Other jurisdictions are warming up to the idea of direct cash transfers. In Illinois, the Evanston City Council voted this week to expand its first-in-the-nation reparations program for housing assistance to include payments of $25,000 per eligible Black resident.

The California panel’s June interim report also cites the “wealth gap.” It says White families owned 10 times more assets than Black families and attributed the discrepancy to the legacy of slavery, “systemic discrimination” and “white supremacy.”

“Government laws and policies perpetuating badges of slavery have helped white Americans accumulate wealth, while erecting barriers that have prevented African Americans from doing the same,” the report said. “These harms compounded over generations, resulting in an enormous gap in wealth between white and African Americans today in the nation and in California.”

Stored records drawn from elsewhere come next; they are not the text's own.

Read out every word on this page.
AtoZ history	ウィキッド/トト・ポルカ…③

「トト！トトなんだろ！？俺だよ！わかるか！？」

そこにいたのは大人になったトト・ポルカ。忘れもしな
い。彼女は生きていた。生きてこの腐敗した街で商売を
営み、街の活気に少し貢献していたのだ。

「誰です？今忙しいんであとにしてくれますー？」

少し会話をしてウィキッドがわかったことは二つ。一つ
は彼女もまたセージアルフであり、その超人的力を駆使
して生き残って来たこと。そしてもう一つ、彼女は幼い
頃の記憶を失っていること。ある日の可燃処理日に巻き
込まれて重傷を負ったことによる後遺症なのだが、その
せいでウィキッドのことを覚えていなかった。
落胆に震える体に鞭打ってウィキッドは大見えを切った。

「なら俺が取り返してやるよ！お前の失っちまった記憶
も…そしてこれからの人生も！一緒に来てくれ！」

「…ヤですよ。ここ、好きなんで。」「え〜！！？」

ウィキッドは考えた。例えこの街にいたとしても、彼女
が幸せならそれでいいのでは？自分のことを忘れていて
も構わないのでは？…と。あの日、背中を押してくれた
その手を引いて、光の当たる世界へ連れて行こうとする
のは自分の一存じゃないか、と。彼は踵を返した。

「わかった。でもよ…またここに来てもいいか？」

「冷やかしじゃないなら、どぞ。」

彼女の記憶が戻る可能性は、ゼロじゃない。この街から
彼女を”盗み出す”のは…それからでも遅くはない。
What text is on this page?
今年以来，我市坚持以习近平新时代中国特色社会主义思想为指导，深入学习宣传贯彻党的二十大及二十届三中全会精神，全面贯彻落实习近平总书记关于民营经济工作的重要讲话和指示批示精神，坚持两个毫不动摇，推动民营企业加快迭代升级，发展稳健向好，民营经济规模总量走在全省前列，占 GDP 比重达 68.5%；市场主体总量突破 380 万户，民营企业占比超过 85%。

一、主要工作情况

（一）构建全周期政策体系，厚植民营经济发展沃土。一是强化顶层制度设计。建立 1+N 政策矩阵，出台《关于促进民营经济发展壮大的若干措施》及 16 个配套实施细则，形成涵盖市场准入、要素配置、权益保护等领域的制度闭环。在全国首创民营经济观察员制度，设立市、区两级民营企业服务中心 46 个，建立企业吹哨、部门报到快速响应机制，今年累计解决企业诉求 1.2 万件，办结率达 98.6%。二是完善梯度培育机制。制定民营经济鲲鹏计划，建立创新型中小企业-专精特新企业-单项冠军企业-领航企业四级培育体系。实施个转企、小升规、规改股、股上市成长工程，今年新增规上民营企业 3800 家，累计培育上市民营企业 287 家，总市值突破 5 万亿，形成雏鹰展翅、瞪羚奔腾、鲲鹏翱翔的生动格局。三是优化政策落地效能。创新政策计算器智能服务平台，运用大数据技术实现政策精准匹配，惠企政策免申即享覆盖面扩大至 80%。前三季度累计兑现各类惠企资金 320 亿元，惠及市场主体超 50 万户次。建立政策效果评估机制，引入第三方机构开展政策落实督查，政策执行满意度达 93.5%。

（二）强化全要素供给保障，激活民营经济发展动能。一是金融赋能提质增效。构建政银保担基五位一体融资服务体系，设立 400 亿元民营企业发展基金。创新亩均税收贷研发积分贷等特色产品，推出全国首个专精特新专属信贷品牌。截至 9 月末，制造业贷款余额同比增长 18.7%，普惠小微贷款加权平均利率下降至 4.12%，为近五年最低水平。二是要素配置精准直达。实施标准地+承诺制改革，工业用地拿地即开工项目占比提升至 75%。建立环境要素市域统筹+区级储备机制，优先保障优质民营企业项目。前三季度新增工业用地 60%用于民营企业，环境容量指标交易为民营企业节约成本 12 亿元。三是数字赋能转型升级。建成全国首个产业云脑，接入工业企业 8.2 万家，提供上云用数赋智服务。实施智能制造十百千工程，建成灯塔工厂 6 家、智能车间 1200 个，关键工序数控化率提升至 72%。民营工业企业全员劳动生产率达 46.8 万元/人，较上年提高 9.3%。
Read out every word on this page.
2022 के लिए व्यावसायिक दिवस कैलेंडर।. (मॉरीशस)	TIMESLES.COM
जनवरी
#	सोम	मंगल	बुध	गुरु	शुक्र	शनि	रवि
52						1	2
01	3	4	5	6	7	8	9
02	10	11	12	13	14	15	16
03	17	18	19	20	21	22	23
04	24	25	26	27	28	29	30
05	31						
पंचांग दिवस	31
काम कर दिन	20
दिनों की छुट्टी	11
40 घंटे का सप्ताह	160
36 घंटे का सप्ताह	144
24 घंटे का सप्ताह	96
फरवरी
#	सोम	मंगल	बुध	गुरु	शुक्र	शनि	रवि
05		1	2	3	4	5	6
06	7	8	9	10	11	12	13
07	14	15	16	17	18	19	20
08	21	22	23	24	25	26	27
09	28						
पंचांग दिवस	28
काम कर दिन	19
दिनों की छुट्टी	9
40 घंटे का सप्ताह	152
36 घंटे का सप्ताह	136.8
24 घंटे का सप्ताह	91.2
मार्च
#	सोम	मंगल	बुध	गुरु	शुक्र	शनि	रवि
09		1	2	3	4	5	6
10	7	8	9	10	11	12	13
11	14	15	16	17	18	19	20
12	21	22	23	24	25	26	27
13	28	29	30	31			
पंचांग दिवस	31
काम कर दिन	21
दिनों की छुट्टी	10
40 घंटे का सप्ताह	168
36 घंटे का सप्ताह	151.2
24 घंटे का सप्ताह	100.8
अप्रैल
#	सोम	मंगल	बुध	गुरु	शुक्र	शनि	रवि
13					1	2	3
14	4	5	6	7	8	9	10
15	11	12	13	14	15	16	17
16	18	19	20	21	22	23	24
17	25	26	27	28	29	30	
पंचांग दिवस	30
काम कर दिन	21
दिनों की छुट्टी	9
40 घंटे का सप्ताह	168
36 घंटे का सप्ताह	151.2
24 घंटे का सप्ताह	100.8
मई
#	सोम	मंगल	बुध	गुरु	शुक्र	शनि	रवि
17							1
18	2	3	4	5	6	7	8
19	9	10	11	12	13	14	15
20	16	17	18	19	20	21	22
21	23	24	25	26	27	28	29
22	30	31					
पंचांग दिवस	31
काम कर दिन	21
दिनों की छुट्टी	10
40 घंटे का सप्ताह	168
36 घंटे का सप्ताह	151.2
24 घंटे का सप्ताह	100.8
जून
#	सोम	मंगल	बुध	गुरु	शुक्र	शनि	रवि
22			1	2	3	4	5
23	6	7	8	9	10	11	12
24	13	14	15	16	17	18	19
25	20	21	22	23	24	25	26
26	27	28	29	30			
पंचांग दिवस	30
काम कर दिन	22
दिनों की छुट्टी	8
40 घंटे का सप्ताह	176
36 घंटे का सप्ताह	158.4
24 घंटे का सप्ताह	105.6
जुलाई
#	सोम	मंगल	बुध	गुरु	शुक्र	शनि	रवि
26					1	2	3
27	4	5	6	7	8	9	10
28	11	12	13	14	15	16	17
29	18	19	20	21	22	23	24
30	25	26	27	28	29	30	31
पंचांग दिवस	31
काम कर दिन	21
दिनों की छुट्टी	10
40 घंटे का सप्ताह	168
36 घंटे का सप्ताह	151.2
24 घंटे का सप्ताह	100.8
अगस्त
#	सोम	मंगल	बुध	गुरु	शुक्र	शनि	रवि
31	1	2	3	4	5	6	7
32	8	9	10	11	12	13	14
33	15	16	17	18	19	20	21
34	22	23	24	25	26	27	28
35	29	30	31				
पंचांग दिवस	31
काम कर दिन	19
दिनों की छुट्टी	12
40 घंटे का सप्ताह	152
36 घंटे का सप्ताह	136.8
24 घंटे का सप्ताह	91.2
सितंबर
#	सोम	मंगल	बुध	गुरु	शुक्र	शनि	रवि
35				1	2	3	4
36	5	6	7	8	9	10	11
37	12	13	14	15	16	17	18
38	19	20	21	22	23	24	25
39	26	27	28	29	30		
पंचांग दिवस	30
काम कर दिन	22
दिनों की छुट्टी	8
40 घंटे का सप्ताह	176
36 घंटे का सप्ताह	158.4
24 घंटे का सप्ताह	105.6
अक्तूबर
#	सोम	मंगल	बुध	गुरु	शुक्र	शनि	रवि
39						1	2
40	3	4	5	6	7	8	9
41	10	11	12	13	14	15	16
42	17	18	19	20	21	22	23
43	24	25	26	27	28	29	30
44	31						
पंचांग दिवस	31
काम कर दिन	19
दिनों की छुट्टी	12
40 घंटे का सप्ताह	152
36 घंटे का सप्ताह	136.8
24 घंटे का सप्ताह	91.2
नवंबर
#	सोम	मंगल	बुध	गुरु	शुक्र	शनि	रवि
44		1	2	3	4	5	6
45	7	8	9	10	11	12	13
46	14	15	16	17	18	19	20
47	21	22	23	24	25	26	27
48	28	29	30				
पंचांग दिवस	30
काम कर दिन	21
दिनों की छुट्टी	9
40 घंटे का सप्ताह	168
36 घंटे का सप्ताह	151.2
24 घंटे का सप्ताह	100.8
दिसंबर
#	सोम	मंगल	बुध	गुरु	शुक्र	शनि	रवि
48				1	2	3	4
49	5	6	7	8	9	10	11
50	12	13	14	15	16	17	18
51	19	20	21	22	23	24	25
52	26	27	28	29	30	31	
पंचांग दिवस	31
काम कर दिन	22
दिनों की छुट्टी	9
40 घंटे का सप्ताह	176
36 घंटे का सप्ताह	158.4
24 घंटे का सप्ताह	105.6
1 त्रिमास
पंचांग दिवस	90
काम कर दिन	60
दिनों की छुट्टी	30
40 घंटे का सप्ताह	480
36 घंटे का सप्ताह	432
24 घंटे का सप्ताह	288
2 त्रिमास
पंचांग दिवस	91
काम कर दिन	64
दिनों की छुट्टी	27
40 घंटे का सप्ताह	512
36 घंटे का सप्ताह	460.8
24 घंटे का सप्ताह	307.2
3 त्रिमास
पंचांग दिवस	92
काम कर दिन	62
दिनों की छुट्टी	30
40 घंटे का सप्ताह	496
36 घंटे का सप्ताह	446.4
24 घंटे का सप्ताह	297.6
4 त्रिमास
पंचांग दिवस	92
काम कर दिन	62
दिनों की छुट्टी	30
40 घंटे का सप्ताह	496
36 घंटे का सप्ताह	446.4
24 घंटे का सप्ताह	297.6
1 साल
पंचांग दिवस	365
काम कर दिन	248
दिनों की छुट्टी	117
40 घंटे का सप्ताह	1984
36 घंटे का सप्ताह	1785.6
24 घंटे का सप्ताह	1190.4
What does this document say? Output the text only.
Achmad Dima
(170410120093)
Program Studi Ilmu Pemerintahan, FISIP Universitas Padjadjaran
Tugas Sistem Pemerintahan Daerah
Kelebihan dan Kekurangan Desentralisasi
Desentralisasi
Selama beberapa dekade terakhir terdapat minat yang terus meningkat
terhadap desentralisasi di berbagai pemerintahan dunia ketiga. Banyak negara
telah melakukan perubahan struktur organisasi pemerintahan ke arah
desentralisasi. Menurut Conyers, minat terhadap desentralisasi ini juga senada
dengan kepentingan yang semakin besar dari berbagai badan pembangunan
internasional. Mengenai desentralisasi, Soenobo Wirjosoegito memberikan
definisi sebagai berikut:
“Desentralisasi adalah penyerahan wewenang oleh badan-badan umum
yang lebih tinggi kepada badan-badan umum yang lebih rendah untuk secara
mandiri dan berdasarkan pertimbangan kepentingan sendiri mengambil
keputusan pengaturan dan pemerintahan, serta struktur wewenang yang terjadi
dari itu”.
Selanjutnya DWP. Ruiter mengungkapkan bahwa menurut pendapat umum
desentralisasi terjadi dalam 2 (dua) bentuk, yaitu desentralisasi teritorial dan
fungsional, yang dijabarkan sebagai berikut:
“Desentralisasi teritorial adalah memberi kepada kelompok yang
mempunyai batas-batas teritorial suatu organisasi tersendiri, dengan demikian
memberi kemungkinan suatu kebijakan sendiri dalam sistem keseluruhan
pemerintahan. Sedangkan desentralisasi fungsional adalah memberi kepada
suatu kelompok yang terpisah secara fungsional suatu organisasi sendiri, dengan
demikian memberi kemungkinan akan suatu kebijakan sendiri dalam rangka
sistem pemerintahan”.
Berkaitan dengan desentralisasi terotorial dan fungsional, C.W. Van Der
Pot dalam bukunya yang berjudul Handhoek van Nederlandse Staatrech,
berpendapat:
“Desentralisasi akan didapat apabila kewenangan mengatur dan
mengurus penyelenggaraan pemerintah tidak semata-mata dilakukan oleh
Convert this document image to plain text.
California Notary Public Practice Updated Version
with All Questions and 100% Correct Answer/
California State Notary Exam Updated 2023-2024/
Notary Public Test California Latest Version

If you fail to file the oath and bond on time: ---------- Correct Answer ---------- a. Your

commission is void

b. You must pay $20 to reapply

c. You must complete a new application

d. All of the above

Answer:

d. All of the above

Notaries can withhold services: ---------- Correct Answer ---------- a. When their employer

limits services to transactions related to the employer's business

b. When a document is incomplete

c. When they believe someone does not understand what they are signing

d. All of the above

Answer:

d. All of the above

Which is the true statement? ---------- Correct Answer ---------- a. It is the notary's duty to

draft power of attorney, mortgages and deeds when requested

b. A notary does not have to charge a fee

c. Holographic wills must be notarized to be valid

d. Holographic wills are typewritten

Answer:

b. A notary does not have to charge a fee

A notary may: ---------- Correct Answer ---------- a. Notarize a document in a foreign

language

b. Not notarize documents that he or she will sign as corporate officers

Such sweeping condemnations have helped fuel popular support for the reparations movement, but defending them in court would be more difficult.

“It can’t be assumed that descendants suffered as much from discrimination against their ancestors as the ancestors did,” Mr. Bader said in an email. “In some cases, their ancestors compensated for discrimination by working harder, leaving their descendants with no lost wealth at all.”